Langkah ini merupakan bagian dari strategi penyesuaian dalam menghadapi dinamika global sekaligus upaya penguatan ketahanan ekonomi nasional.
Sekretaris Kabinet (Seskab) Teddy Indra Wijaya menegaskan bahwa kebijakan ini diambil saat kondisi ekonomi nasional dalam keadaan stabil, stok bahan bakar minyak (BBM) aman, serta kondisi fiskal negara yang tetap terjaga.
“Kebijakan transformasi budaya kerja dan efisiensi energi berlaku 1 April 2026,” ujar Teddy melalui akun Instagram Sekretariat Kabinet sebagaimana dikonfirmasi di Jakarta, Selasa (31/3/2026).
Teddy menjelaskan bahwa situasi saat ini menjadi pendorong bagi perubahan budaya kerja dan pola konsumsi energi masyarakat agar lebih produktif, efisien, serta adaptif terhadap perkembangan zaman.
Penerapan WFH Nasional dan Sektor Strategis
Salah satu poin utama dalam kebijakan ini adalah pemberlakuan work from home (WFH) nasional bagi aparatur sipil negara (ASN) sebanyak satu hari dalam seminggu, yakni setiap hari Jumat.
Pemerintah juga menganjurkan sektor swasta dan dunia usaha untuk mengadopsi langkah serupa guna mendukung digitalisasi pelayanan dan penghematan energi.
Meski demikian, pemerintah menjamin pelayanan publik di sektor strategis akan tetap beroperasi normal melalui sistem work from office (WFO).
Sektor-sektor tersebut meliputi kesehatan, keamanan, logistik, transportasi, hingga keuangan.

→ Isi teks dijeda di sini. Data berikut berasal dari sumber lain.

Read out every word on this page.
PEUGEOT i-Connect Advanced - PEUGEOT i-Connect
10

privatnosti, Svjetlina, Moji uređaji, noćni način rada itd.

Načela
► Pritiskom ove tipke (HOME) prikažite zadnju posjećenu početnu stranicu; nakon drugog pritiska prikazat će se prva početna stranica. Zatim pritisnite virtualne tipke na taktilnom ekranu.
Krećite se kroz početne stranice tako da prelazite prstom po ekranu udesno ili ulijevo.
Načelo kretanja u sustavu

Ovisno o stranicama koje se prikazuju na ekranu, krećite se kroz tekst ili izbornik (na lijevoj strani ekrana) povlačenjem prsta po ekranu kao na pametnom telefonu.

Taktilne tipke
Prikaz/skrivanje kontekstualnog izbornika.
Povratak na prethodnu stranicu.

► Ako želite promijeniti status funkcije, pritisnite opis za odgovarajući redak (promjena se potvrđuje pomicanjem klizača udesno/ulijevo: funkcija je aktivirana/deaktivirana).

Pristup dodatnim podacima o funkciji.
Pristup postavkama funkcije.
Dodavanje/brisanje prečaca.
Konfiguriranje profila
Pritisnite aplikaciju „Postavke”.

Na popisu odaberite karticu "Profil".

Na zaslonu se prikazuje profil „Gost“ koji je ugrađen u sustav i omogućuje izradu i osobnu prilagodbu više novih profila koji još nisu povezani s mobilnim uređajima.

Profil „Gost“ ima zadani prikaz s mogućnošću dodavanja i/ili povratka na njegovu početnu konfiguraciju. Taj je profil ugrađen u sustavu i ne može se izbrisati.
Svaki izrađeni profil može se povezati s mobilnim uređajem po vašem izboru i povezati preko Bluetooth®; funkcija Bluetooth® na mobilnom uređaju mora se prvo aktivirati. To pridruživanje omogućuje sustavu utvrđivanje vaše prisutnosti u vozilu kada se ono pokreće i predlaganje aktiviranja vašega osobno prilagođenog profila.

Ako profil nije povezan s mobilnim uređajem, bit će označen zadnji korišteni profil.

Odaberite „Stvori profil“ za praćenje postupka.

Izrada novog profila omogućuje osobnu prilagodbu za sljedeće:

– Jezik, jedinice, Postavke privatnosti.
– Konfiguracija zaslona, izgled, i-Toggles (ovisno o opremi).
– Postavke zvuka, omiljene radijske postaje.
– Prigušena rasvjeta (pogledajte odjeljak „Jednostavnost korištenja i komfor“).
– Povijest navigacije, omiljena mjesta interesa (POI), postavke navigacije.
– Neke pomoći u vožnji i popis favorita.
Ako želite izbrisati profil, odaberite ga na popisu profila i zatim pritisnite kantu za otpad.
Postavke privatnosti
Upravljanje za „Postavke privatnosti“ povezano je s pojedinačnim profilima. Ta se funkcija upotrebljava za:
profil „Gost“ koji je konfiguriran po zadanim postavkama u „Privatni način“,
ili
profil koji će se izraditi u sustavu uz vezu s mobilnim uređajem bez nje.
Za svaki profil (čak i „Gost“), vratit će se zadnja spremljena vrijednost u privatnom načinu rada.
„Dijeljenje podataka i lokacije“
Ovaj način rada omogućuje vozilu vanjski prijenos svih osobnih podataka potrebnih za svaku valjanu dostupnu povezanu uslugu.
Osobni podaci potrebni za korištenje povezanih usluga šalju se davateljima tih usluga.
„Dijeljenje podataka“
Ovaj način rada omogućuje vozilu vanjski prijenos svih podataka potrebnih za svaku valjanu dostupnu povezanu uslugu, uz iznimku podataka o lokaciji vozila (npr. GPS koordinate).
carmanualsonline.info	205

Begitu pula dengan kegiatan pendidikan yang tetap dilaksanakan melalui pembelajaran tatap muka.
Efisiensi Anggaran dan Refocusing Rp 130 Triliun
Seiring dengan transformasi budaya kerja, pemerintah melakukan penghematan besar-besaran pada belanja negara.
Perjalanan dinas dalam negeri dikurangi hingga 50 persen, sementara perjalanan dinas luar negeri dipangkas drastis hingga 70 persen.
Selain itu, penggunaan kendaraan dinas mulai dibatasi dan aparatur negara didorong untuk memanfaatkan transportasi publik.
Langkah efisiensi ini diikuti dengan kebijakan refocusing anggaran sebesar Rp 121 triliun hingga Rp 130 triliun.
Dana tersebut akan dialihkan ke berbagai program prioritas, termasuk upaya pemulihan di wilayah Sumatera.
Aturan Baru Pembelian BBM Subsidi
Di sektor energi, pemerintah menetapkan skema baru pembelian BBM subsidi menggunakan sistem barcode melalui aplikasi MyPertamina.
Batas maksimal pembelian ditetapkan sebesar 50 liter per hari bagi kendaraan non-angkutan umum. Kendati demikian, pemerintah memastikan tidak ada kenaikan harga energi.
“Harga BBM subsidi dan non subsidi tidak ada perubahan,” kata Teddy.
Selain itu, terdapat penyesuaian pada program Makan Bergizi Gratis (MBG) yang dilaksanakan lima hari dalam seminggu, kecuali untuk wilayah asrama, daerah 3T, dan daerah dengan angka stunting tinggi.
Kebijakan pada program MBG ini diperkirakan mampu menghasilkan potensi efisiensi anggaran mencapai Rp 25 triliun.
Kebijakan Bersifat Dinamis
Teddy menekankan bahwa seluruh kebijakan ini bersifat dinamis dan akan terus dievaluasi mengikuti perkembangan kondisi nasional maupun global.
Ia mengajak seluruh lapisan masyarakat dan dunia usaha untuk berpartisipasi aktif dalam mendukung transformasi ini.
“Sekali lagi, pemerintah mengajak seluruh masyarakat dan dunia usaha mari terus berpartisipasi dalam mendukung langkah-langkah transformasi budaya kerja ini, mari tetap tenang, mari tetap produktif. Dan apa yang disampaikan di sini sifatnya dinamis, nanti apabila ada perubahan pasti akan disampaikan oleh pemerintah secara cepat,” pungkasnya.